健常者を多数派とするなら、多数派は自分以外を知らなくても生きていけますが、トータルとして世界がどうなっているか知ることは難しい。あらゆることが上手に隠され、現実感を失っていく中で「地に足をつける」の自分が属する「地」がぐらぐらしてることに気づきません。唯一、少数派の目を通して自分のいる世界をトータルで知ることができる気がします。

僕らの世代は、知花さんのような地域社会の良さを部分的に取り入れた物はできても、全部そうなることはもう無いと思います。僕が属するのは、より分散して薄っぺらいものになりますが、たとえば僕の住む猿投のように、多様な人たちを巻き込んで、より豊かなものになる可能性もあります。

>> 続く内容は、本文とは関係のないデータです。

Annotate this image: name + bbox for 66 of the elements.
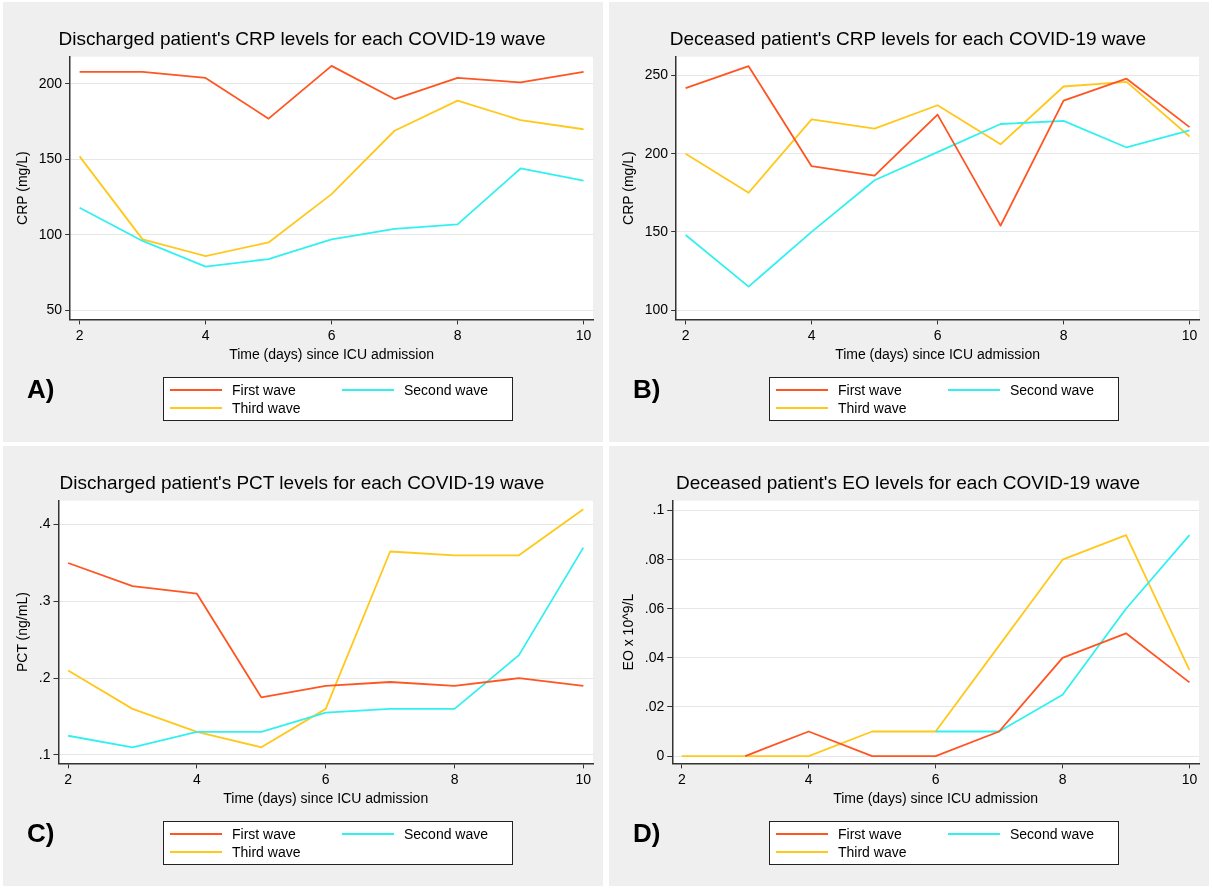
x-tick-label: 2 [677,770,686,787]
legend-label: First wave [838,382,902,398]
x-tick-label: 4 [804,770,813,787]
y-tick-label: .02 [644,697,665,714]
legend-label: Second wave [404,382,489,398]
legend-label: Second wave [1010,826,1095,842]
text: B) [633,374,661,405]
x-tick-label: 6 [933,326,942,343]
x-tick-label: 10 [1181,326,1198,343]
y-axis-title: CRP (mg/L) [620,151,637,225]
x-axis-title: Time (days) since ICU admission [835,346,1041,363]
x-tick-label: 6 [931,770,940,787]
x-tick-label: 6 [327,326,336,343]
x-axis-title: Time (days) since ICU admission [223,790,429,807]
y-tick-label: 100 [644,300,669,317]
x-tick-label: 10 [575,326,592,343]
x-tick-label: 10 [1181,770,1198,787]
x-axis-title: Time (days) since ICU admission [833,790,1039,807]
text: A) [27,374,55,405]
y-tick-label: .1 [652,501,665,518]
x-tick-label: 10 [575,770,592,787]
legend-label: First wave [232,382,296,398]
y-tick-label: .06 [644,599,665,616]
y-tick-label: 100 [38,225,63,242]
legend-label: Third wave [232,400,301,416]
x-tick-label: 8 [450,770,459,787]
chart-title: Deceased patient's CRP levels for each COVID-19 wave [669,27,1147,49]
y-tick-label: 200 [38,74,63,91]
x-tick-label: 4 [193,770,202,787]
chart-title: Discharged patient's CRP levels for each COVID-19 wave [58,27,546,49]
y-tick-label: 50 [46,301,63,318]
x-tick-label: 4 [201,326,210,343]
y-tick-label: 250 [644,66,669,83]
x-tick-label: 6 [321,770,330,787]
x-tick-label: 8 [1058,770,1067,787]
y-axis-title: CRP (mg/L) [14,151,31,225]
x-tick-label: 2 [75,326,84,343]
chart-title: Discharged patient's PCT levels for each COVID-19 wave [59,471,545,493]
x-axis-title: Time (days) since ICU admission [229,346,435,363]
text: D) [633,818,661,849]
y-axis-title: PCT (ng/mL) [14,592,31,673]
x-tick-label: 4 [807,326,816,343]
text: C) [27,818,55,849]
legend-label: First wave [232,826,296,842]
x-tick-label: 2 [64,770,73,787]
y-tick-label: .1 [38,745,51,762]
x-tick-label: 8 [453,326,462,343]
legend-label: Second wave [1010,382,1095,398]
legend-label: Third wave [232,844,301,860]
y-tick-label: 150 [644,222,669,239]
legend-label: Third wave [838,400,907,416]
y-tick-label: 0 [656,746,665,763]
y-tick-label: 200 [644,144,669,161]
y-tick-label: .2 [38,669,51,686]
y-tick-label: .04 [644,648,665,665]
legend-label: Third wave [838,844,907,860]
y-tick-label: .4 [38,515,51,532]
legend-label: First wave [838,826,902,842]
y-tick-label: .08 [644,550,665,567]
y-tick-label: .3 [38,592,51,609]
x-tick-label: 8 [1059,326,1068,343]
x-tick-label: 2 [681,326,690,343]
y-tick-label: 150 [38,150,63,167]
y-axis-title: EO x 10^9/L [620,593,637,671]
chart-title: Deceased patient's EO levels for each COVID-19 wave [675,471,1141,493]
legend-label: Second wave [404,826,489,842]
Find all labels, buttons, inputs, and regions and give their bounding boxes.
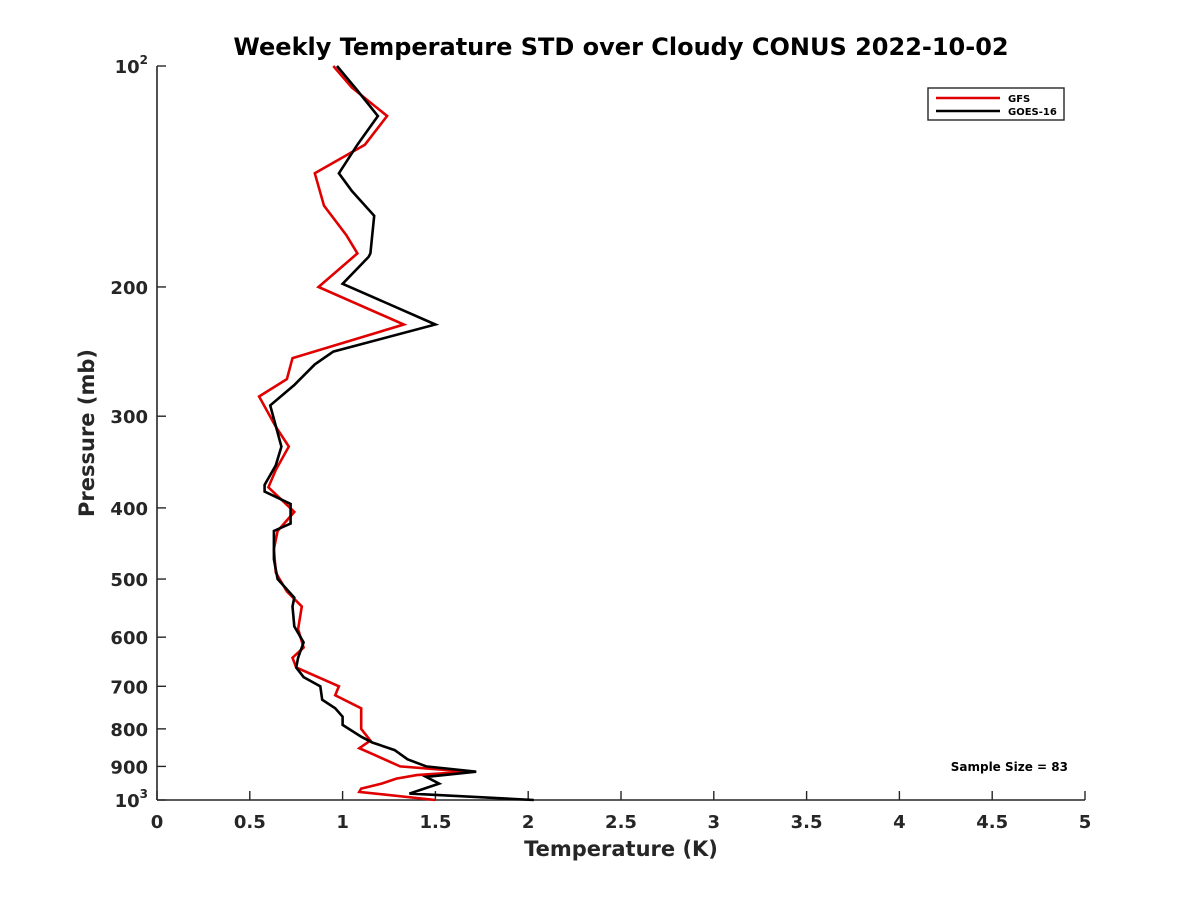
x-axis-label: Temperature (K)	[524, 837, 718, 861]
x-tick-label: 1.5	[419, 812, 451, 833]
x-tick-label: 2.5	[605, 812, 637, 833]
series-goes-16	[263, 65, 534, 802]
y-tick-label: 200	[110, 278, 148, 299]
series-gfs	[257, 65, 468, 802]
y-tick-label: 400	[110, 499, 148, 520]
series-line-gfs	[257, 65, 468, 802]
y-axis-ticks: 102 200 300 400 500 600 700 800 900 103	[110, 53, 166, 812]
y-tick-label: 102	[115, 53, 148, 78]
series-layer	[257, 65, 534, 802]
chart-title: Weekly Temperature STD over Cloudy CONUS…	[233, 33, 1008, 61]
x-tick-label: 3	[708, 812, 721, 833]
x-tick-label: 0	[151, 812, 164, 833]
y-tick-label: 600	[110, 628, 148, 649]
y-tick-label: 700	[110, 677, 148, 698]
x-tick-label: 1	[336, 812, 349, 833]
plot-area	[156, 66, 1085, 801]
y-tick-label: 103	[115, 787, 148, 812]
x-axis-ticks: 0 0.5 1 1.5 2 2.5 3 3.5 4 4.5 5	[151, 791, 1092, 833]
y-axis-label: Pressure (mb)	[75, 349, 99, 517]
series-line-goes-16	[263, 65, 534, 802]
y-tick-label: 900	[110, 757, 148, 778]
legend: GFS GOES-16	[927, 87, 1065, 121]
legend-label-goes-16: GOES-16	[1008, 107, 1057, 118]
legend-box	[927, 87, 1065, 121]
sample-size-annotation: Sample Size = 83	[951, 760, 1068, 774]
x-tick-label: 4.5	[976, 812, 1008, 833]
y-tick-label: 800	[110, 720, 148, 741]
x-tick-label: 3.5	[791, 812, 823, 833]
y-tick-label: 500	[110, 570, 148, 591]
x-tick-label: 2	[522, 812, 535, 833]
x-tick-label: 5	[1079, 812, 1092, 833]
legend-label-gfs: GFS	[1008, 94, 1030, 105]
x-tick-label: 4	[893, 812, 906, 833]
x-tick-label: 0.5	[234, 812, 266, 833]
y-tick-label: 300	[110, 407, 148, 428]
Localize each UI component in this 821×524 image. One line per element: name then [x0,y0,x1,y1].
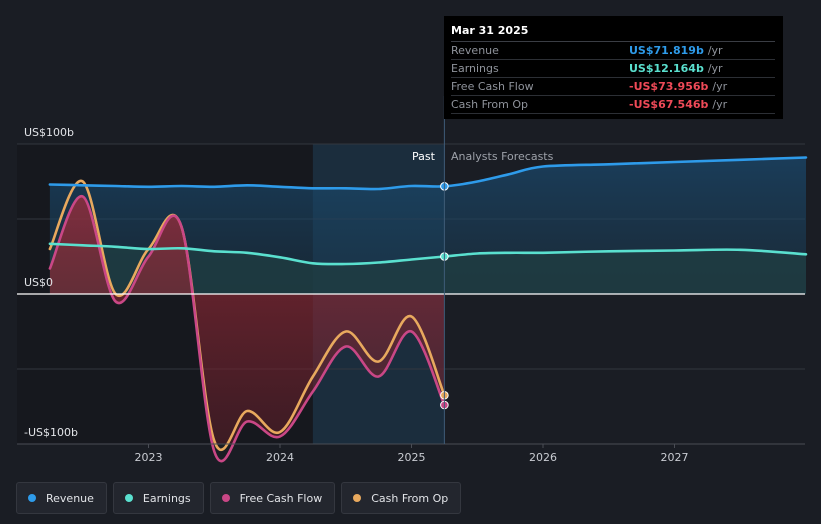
x-tick-label: 2027 [661,451,689,464]
tooltip-row-unit: /yr [712,98,728,111]
tooltip-row: Revenue US$71.819b /yr [451,42,775,60]
y-tick-label: US$100b [24,126,75,139]
tooltip-row-unit: /yr [712,80,728,93]
tooltip-row-name: Earnings [451,62,499,75]
forecast-label: Analysts Forecasts [451,150,554,163]
legend-item-revenue[interactable]: Revenue [16,482,107,514]
legend-item-cash-from-op[interactable]: Cash From Op [341,482,462,514]
tooltip-row-value: US$71.819b [629,44,704,57]
tooltip-row: Free Cash Flow -US$73.956b /yr [451,78,775,96]
tooltip-row-unit: /yr [707,44,723,57]
x-tick-label: 2025 [398,451,426,464]
tooltip-date: Mar 31 2025 [451,23,775,42]
x-tick-label: 2023 [135,451,163,464]
legend-label: Revenue [46,491,94,505]
legend-label: Earnings [142,491,191,505]
legend-dot-icon [124,494,133,502]
tooltip: Mar 31 2025 Revenue US$71.819b /yr Earni… [444,16,783,119]
axes: 2023 2024 2025 2026 2027 [17,96,805,464]
legend-label: Cash From Op [371,491,449,505]
tooltip-row: Earnings US$12.164b /yr [451,60,775,78]
x-tick-label: 2026 [529,451,557,464]
y-tick-label: US$0 [24,276,54,289]
series-line-free-cash-flow [48,195,446,463]
tooltip-row-name: Free Cash Flow [451,80,534,93]
legend-item-earnings[interactable]: Earnings [112,482,204,514]
legend-dot-icon [28,494,36,502]
legend-dot-icon [221,494,230,502]
series-line-revenue [48,156,808,191]
legend-item-free-cash-flow[interactable]: Free Cash Flow [209,482,336,514]
tooltip-row-name: Revenue [451,44,499,57]
tooltip-row: Cash From Op -US$67.546b /yr [451,96,775,114]
series-line-earnings [48,242,808,266]
tooltip-row-value: US$12.164b [629,62,704,75]
x-tick-label: 2024 [266,451,294,464]
legend-dot-icon [353,494,362,502]
tooltip-row-unit: /yr [707,62,723,75]
tooltip-row-value: -US$73.956b [629,80,709,93]
legend-label: Free Cash Flow [239,491,323,505]
y-tick-label: -US$100b [24,426,78,439]
legend: Revenue Earnings Free Cash Flow Cash Fro… [16,482,467,514]
tooltip-row-value: -US$67.546b [629,98,709,111]
tooltip-row-name: Cash From Op [451,98,529,111]
earnings-area [49,243,806,294]
past-label: Past [412,150,435,163]
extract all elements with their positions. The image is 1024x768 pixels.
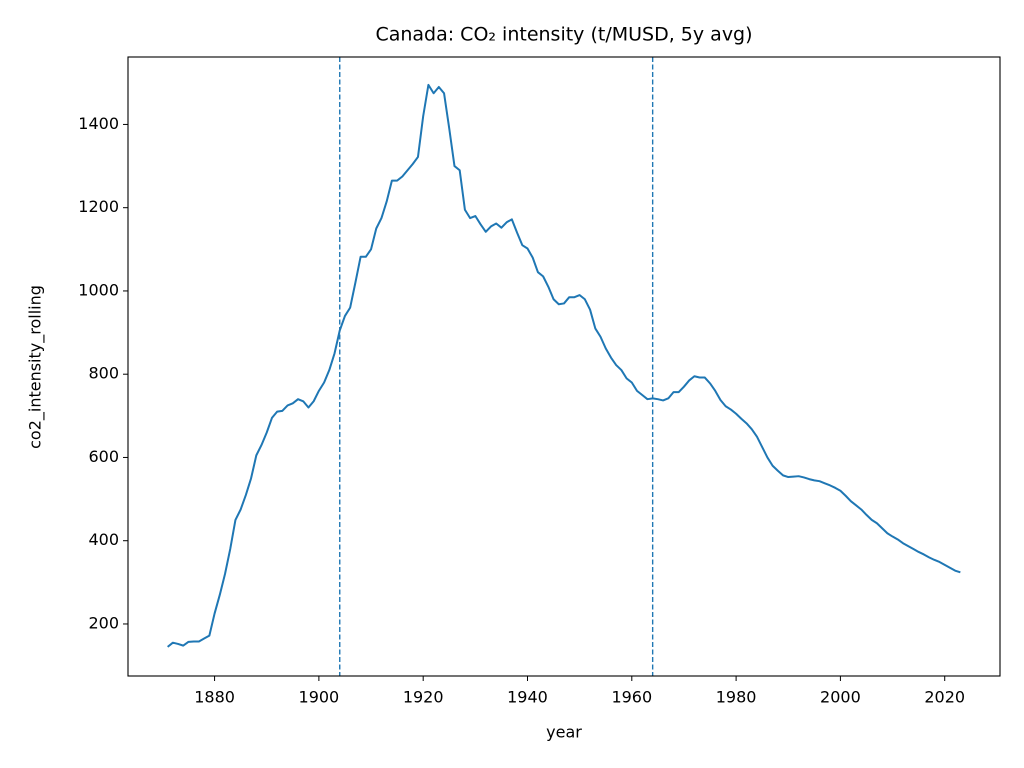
x-tick-label: 2020 [924, 688, 965, 707]
x-tick-label: 1920 [403, 688, 444, 707]
x-tick-label: 1880 [194, 688, 235, 707]
y-tick-label: 400 [88, 530, 119, 549]
y-tick-label: 600 [88, 447, 119, 466]
x-tick-label: 2000 [820, 688, 861, 707]
data-line [167, 83, 961, 648]
y-tick-label: 1000 [78, 280, 119, 299]
x-axis-label: year [546, 723, 582, 742]
plot-frame [127, 56, 1001, 677]
y-tick-label: 800 [88, 364, 119, 383]
y-tick-label: 1400 [78, 114, 119, 133]
x-tick-label: 1900 [299, 688, 340, 707]
x-tick-label: 1960 [611, 688, 652, 707]
chart-title: Canada: CO₂ intensity (t/MUSD, 5y avg) [375, 24, 752, 46]
x-tick-label: 1980 [716, 688, 757, 707]
y-axis-label: co2_intensity_rolling [26, 285, 46, 449]
y-tick-label: 1200 [78, 197, 119, 216]
x-tick-label: 1940 [507, 688, 548, 707]
y-tick-label: 200 [88, 613, 119, 632]
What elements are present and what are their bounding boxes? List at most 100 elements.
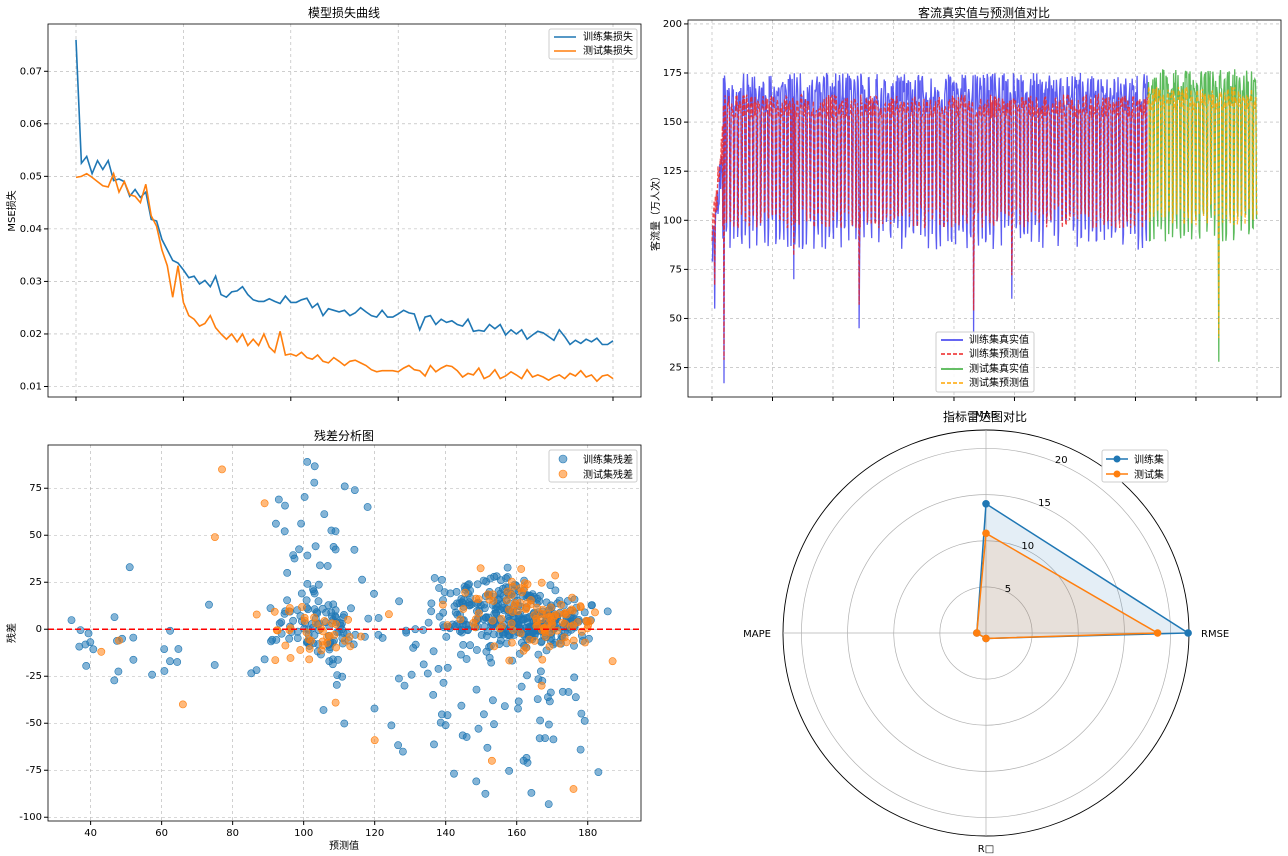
residual-point-test <box>296 646 305 654</box>
residual-point-test <box>461 588 470 597</box>
residual-point-train <box>483 743 492 752</box>
residual-point-train <box>319 706 328 714</box>
residual-point-train <box>457 701 466 710</box>
residual-point-train <box>398 747 407 756</box>
residual-point-test <box>505 656 514 665</box>
residual-point-train <box>210 661 219 669</box>
residual-point-train <box>472 777 481 786</box>
loss-ytick-label: 0.06 <box>20 119 42 130</box>
residual-point-test <box>300 616 309 625</box>
radar-axis-label: RMSE <box>1201 629 1229 640</box>
residual-point-train <box>173 658 182 666</box>
radar-chart: 指标雷达图对比 5 10 15 20 MAE RMSE R□ MAPE 训练集 测试集 <box>743 409 1229 855</box>
flow-chart-legend: 训练集真实值 训练集预测值 测试集真实值 测试集预测值 <box>935 331 1035 393</box>
residual-point-train <box>387 721 396 730</box>
residual-point-train <box>331 612 340 620</box>
residual-point-train <box>442 633 451 641</box>
residual-point-test <box>591 608 599 617</box>
residual-point-train <box>603 607 612 616</box>
residual-point-train <box>402 628 411 637</box>
residual-point-train <box>473 580 482 589</box>
residual-point-train <box>514 697 523 706</box>
residual-point-train <box>277 618 286 626</box>
loss-chart-title: 模型损失曲线 <box>308 5 380 20</box>
residual-point-train <box>166 626 174 635</box>
loss-series-test <box>75 171 614 383</box>
residual-point-test <box>346 642 355 651</box>
residual-point-test <box>285 604 294 612</box>
loss-ytick-label: 0.07 <box>20 66 42 77</box>
radar-marker-test <box>1153 629 1162 637</box>
residual-point-train <box>350 545 359 554</box>
residual-point-train <box>435 584 443 592</box>
residual-point-test <box>557 600 565 609</box>
flow-series-3 <box>1147 86 1258 339</box>
residual-point-test <box>317 646 326 655</box>
residual-point-train <box>323 562 332 570</box>
residual-point-train <box>580 717 589 725</box>
residual-point-train <box>84 629 93 638</box>
radar-chart-title: 指标雷达图对比 <box>943 409 1027 424</box>
legend-train-radar: 训练集 <box>1134 453 1164 466</box>
loss-chart-ylabel: MSE损失 <box>5 190 18 231</box>
residual-point-train <box>314 580 323 589</box>
residual-point-test <box>356 632 365 641</box>
residual-point-train <box>577 709 586 718</box>
loss-ytick-label: 0.04 <box>20 224 42 235</box>
residual-ytick-label: -75 <box>26 765 42 776</box>
residual-point-test <box>562 638 571 647</box>
residual-point-train <box>129 633 138 642</box>
residual-point-test <box>252 610 261 619</box>
residual-point-test <box>584 621 592 630</box>
residual-point-train <box>439 608 448 617</box>
residual-point-train <box>334 655 342 664</box>
residual-point-test <box>551 571 560 580</box>
residual-point-train <box>260 655 269 664</box>
residual-point-test <box>537 578 546 587</box>
loss-chart-legend: 训练集损失 测试集损失 <box>548 28 638 60</box>
residual-point-test <box>507 577 516 586</box>
residual-xtick-label: 80 <box>226 828 239 839</box>
residual-point-train <box>125 563 134 572</box>
residual-point-train <box>332 681 341 689</box>
residual-point-train <box>295 545 303 554</box>
loss-ytick-label: 0.03 <box>20 276 42 287</box>
residual-point-train <box>594 768 603 776</box>
residual-point-train <box>350 486 359 494</box>
residual-point-train <box>174 645 183 653</box>
residual-point-train <box>429 691 438 699</box>
residual-point-train <box>570 673 579 682</box>
residual-chart-legend: 训练集残差 测试集残差 <box>548 449 638 483</box>
residual-point-train <box>310 478 319 487</box>
residual-point-test <box>286 654 295 662</box>
residual-point-train <box>549 735 558 744</box>
residual-point-test <box>562 610 571 619</box>
residual-point-train <box>456 650 465 659</box>
residual-chart-ylabel: 残差 <box>5 623 18 643</box>
residual-point-train <box>148 670 156 679</box>
residual-point-train <box>580 608 589 617</box>
residual-point-train <box>427 599 436 608</box>
residual-point-train <box>546 688 555 697</box>
residual-point-train <box>500 702 509 710</box>
residual-ytick-label: -50 <box>26 718 42 729</box>
residual-point-test <box>271 656 280 664</box>
residual-point-train <box>76 626 85 634</box>
residual-point-train <box>247 669 256 678</box>
residual-point-test <box>537 681 546 690</box>
residual-point-train <box>281 501 289 510</box>
residual-point-train <box>503 563 512 572</box>
residual-point-test <box>310 613 318 622</box>
residual-point-train <box>67 616 76 624</box>
residual-xtick-label: 160 <box>507 828 526 839</box>
residual-point-train <box>485 653 494 662</box>
residual-point-test <box>510 601 519 609</box>
residual-point-train <box>467 600 476 609</box>
residual-point-train <box>545 720 553 729</box>
flow-ytick-label: 150 <box>663 117 682 128</box>
residual-point-train <box>303 580 312 588</box>
residual-point-test <box>298 603 306 611</box>
residual-ytick-label: 50 <box>29 530 42 541</box>
residual-point-train <box>545 697 554 706</box>
residual-point-train <box>303 457 312 466</box>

青い芝の横田さんの「障害者がいるかぎり健全者は差別者である」という言葉は程度の差はあれ実感として分かります。僕は知的障がいの入所施設で働いています。職場でよく使われる「利用者のために○○してあげる」「生活を組み立ててあげる」「この人がどう生きていくか考える」というセリフは今回のような集まりでは絶対言えません。傲慢ですよね。

ピープルファーストの活動に顔を出して教わったことですが、健常者と障がい者は対等だといって「向き合う」と対等になりません。暮らしを守るために力を出し合い「同じ方向を目指す」仲間として「譲れないもの」のため「特別のことではなく自然に」行動する関係になれると思います。「並んで同じ方向を見つめる」、なんか結婚式の祝辞のようですが、祝辞のようなので、素晴らしい人々との出会いの始めを祝う言葉に代えさせていただいて、報告(というか意見のみ)を終わります。